2010 Market Changes |
06/30/10 |
12/31/09 |
Change |
Dow Jones Industrial Average |
9,772.36 |
10,428.05 |
- 6.29% |
Standard & Poor’s 500 Index |
1,030.71 |
1,115.10 |
- 7.57% |
| |
10-Year Treasury Note Yield |
2.95% |
3.82% |
- .87% |
30-Year Treasury Note Yield |
3.92% |
4.64% |
- .72% |
The most devastating news that has taken place in the last three months has been the oil spill on the deepwater oil rig in the Gulf of Mexico. It is estimated that over the 2 ½ months since the accident there has been approximately 160 million gallons of oil that has spilled into the Gulf. The last spill of this magnitude in the Gulf took place in 1979 when it took Mexico’s state-owned oil company three months to stop the leak and 140 million gallons spilled into the Gulf over a 10-month period. Thirty years ago the solution to the spill was to drill relief wells, which appears to be the ultimate solution to the current disaster. The first of those two wells is reportedly 7 to 8 days ahead of schedule as of the end of June. As a backup, the second relief well is targeted to be completed a few weeks later than the first one. The overall reservoir of oil where this well is located is 2.1 billion gallons. It is reportedly pouring approximately 2 million gallons of oil into the Gulf on a daily basis. Do keep in mind that the wellhead is almost a mile under the surface of the water and the casing goes down another 13,000 feet below that.
It is estimated that BP has already expended $3.1 billion in costs through the weekend of July 5. This does not include the $20 billion that they have set aside for damages. BP appears to be much more responsive to the damages that are being caused by this disaster than was Exxon with the spill in Alaska and is working diligently to not only stop the flow, but to expedite the cleanup process. Some of the engineering ideas that have been put in place, such as the top hat and clearing of oil and gas brought to the surface, have worked very well to contain part of the flow. Skimmer ships are being utilized to collect the oily water and extract the oil from the seas. A new larger skimmer that is designed to collect up to 500 thousand barrels of oily water on a daily basis is currently in the area, but is being hampered by high seas.
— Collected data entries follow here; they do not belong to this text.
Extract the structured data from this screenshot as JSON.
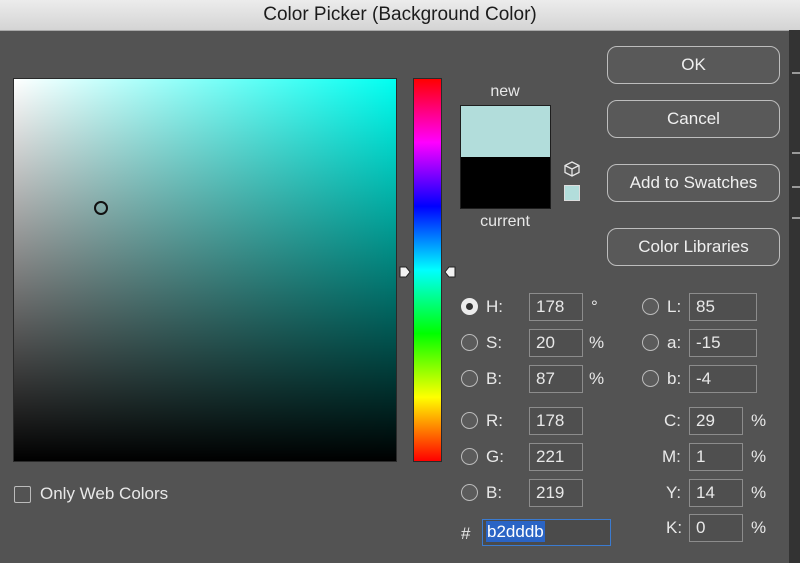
{
  "window": {
    "title": "Color Picker (Background Color)"
  },
  "preview": {
    "new_label": "new",
    "current_label": "current",
    "new_color": "#b2dddb",
    "current_color": "#000000"
  },
  "field": {
    "base_hue_color": "#00fff1"
  },
  "buttons": {
    "ok": "OK",
    "cancel": "Cancel",
    "add_to_swatches": "Add to Swatches",
    "color_libraries": "Color Libraries"
  },
  "hsb": [
    {
      "label": "H:",
      "value": "178",
      "unit": "°",
      "selected": true
    },
    {
      "label": "S:",
      "value": "20",
      "unit": "%",
      "selected": false
    },
    {
      "label": "B:",
      "value": "87",
      "unit": "%",
      "selected": false
    }
  ],
  "rgb": [
    {
      "label": "R:",
      "value": "178"
    },
    {
      "label": "G:",
      "value": "221"
    },
    {
      "label": "B:",
      "value": "219"
    }
  ],
  "lab": [
    {
      "label": "L:",
      "value": "85"
    },
    {
      "label": "a:",
      "value": "-15"
    },
    {
      "label": "b:",
      "value": "-4"
    }
  ],
  "cmyk": [
    {
      "label": "C:",
      "value": "29",
      "unit": "%"
    },
    {
      "label": "M:",
      "value": "1",
      "unit": "%"
    },
    {
      "label": "Y:",
      "value": "14",
      "unit": "%"
    },
    {
      "label": "K:",
      "value": "0",
      "unit": "%"
    }
  ],
  "hex": {
    "prefix": "#",
    "value": "b2dddb"
  },
  "web_colors": {
    "label": "Only Web Colors",
    "checked": false
  },
  "icons": {
    "gamut": "cube-icon",
    "websafe": "websafe-swatch-icon"
  }
}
In spite of the concerns from this spill the price of oil has not gone up substantially. Look for deals to be made between the federal government and the existing oil companies to put new safety measures into place and that drilling will resume. Roughly 20% of our nation’s oil supplies come from the deepwater wells located in the Gulf of Mexico. The magnitude of this oil spill and the damage to our fishing industry, wildlife and beaches in total has yet to be determined. There are somewhere in the neighborhood of 5,000 wells that operate in the Gulf of Mexico. The incident rate is low and it appears that some of the safeguards were not adhered to. Even though this spill will hopefully be stopped in the next few weeks the damage that it has caused will go on for quite some time.
Through the end of the second quarter the Dow Jones Industrial Average was down 10% from the beginning of the quarter. The S & P is down approximately 11.9% since the end of March. Even with that much of a decline over the last quarter the markets are still up over 50% from their low point on March 9, 2009. On average the stock market has shown a slight decline over the summer months when we look back over the last 20 years. The year of 2009 was an exception as the market was up 11.7% during the three summer months. We would anticipate the balance of the summer months to be choppy and the market still having some downward pressure as we get into the September – October period. By year end we are looking for the market to show an overall return of somewhere between 6% and 10% from the first of the year to the end of December.
During the last quarter we have seen the yield on the 10-year and 30-year treasury notes drop almost a percent in each case. While the government continues to issue a greater supply of government bonds and notes the demand for this product continues to be high, which has kept the rates lower. Problems in European countries, such as Greece, only drives more and more investment dollars towards what is still perceived to be a safe haven in the form of U.S. Treasuries. Also contributing to the demand for safe investments has been the exit of some investors from the stock market as well as the fact that the savings rate of the U.S. population has increased since the recession started. Currently, mortgage rates remain relatively low, with the 30-year conventional mortgage somewhere in the neighborhood of 4.65%. In spite of this, the new mortgages coming into place have been low, as housing sales have dipped since the rebates came off at the end of April. The Federal Reserve has continued to lean toward lower interest rates. We would anticipate the rates to rebound and that we’ll see the rates back somewhere in the neighborhood of where they were at the beginning of the year.